Thursday, August 6, 2009

Springbok - Part 2


Namaqua National Park

Visitors from around the world come to this place every year for the late winter - early spring flower show. We have been twice and touched only a very small part of the park. There are campsites and roads accessible only to four-wheel drive vehicles and ours is a station wagon with very low clearance.

Access to the park is a process. We leave the lodge in Springbok and drive 65km south to the little town of Kamieskroon (http://www.saexplorer.co.za/south-africa/map/namaqualand_map.asp). The N7 is a main highway, two lanes for the most part, through hills and small mountains in this section, so the drive is not taxing.


We did a drive-thru in Kamieskroon. It seems a quite normal small town with this picturesque church.
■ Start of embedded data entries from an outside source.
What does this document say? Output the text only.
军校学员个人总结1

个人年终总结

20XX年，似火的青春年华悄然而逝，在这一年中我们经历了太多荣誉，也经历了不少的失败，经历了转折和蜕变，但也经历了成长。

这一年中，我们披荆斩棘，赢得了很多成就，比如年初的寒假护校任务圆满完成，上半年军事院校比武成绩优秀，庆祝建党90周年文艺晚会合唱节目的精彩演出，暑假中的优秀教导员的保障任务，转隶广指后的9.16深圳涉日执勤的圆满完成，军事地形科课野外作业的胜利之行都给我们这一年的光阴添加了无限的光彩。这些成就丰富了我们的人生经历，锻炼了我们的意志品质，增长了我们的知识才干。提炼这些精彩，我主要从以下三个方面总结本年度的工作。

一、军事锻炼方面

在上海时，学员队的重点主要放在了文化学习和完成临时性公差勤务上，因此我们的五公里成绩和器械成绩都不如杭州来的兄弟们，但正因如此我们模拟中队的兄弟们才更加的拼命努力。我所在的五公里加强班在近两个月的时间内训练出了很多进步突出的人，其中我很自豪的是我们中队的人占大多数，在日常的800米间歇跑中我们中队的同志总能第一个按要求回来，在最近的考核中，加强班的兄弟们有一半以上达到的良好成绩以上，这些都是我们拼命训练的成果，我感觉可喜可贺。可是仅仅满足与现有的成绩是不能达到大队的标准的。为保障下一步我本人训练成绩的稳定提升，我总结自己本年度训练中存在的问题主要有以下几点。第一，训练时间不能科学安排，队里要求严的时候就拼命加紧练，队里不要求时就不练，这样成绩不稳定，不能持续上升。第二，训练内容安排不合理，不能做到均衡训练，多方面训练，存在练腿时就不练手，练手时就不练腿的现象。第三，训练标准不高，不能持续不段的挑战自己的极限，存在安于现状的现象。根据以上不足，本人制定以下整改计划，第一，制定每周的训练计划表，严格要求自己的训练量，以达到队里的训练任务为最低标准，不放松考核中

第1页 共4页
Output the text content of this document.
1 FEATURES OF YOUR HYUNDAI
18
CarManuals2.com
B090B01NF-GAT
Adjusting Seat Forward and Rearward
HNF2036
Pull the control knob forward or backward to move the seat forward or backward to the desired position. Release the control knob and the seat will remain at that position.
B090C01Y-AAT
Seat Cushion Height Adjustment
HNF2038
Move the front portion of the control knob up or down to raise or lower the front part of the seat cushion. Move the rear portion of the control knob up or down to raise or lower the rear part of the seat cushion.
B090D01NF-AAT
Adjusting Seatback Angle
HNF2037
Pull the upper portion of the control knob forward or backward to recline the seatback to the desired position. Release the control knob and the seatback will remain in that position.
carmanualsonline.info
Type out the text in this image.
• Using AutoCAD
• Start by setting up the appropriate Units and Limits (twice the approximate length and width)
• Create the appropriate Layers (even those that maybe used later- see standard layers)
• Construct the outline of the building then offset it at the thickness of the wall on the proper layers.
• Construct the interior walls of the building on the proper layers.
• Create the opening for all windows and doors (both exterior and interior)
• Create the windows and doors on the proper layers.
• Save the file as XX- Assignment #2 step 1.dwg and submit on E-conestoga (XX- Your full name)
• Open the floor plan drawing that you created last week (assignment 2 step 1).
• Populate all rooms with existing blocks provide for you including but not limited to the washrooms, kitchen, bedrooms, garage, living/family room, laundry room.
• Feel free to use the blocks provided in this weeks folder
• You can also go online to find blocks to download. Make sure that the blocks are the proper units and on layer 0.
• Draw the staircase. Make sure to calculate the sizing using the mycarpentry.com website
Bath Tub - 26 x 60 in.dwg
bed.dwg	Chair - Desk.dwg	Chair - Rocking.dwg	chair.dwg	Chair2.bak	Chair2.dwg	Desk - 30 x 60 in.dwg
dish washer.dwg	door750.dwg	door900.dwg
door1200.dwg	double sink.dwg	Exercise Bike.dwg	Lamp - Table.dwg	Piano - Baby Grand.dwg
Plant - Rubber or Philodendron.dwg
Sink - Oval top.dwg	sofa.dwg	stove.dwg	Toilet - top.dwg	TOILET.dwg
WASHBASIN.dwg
South Africans take the security of their children seriously as you can tell by this fence around one of the local schools.


At Kamieskroon we exit onto a gravel/dirt road toward the park for another 17km. This is a much more exciting drive past farms and through streams and puddles.


The flowers are the big attraction for this park and for the entire area. The weather becomes quite hot and dry in the late spring so these blooms are taking advantage of the winter rains and cool temperatures. It’s time to bloom, be pollinated and reseed. Mats of orange, blue, yellow, red and white cover the flats and hillsides.


That rock in the picture? It’s really a termite mound as you can see below. When the termites finish with the mound other critters move in. No, we didn’t see which critters.






Aardvarks, porcupines, snakes, rodents – all tend to use shelters like these.









There are some great vantage points within the park. Here Betsy is taking advantage of one of them.







Meantime I’m taking pictures of some of the other wildlife who are trying to catch some rays. These are dassies (yes, there are two – see the one peeking over the rock ledge?), rock hyrax, the closest living relative to the elephant. They’re about the size of a big housecat.












Let me close with a few photos of the daisy-like flowers from the area. Cape Daisies (Osteospermum) and Gazanias are two that can be bought at garden centers in the US.
I’ll deal with some of the more unusual flowers in a later journal edition.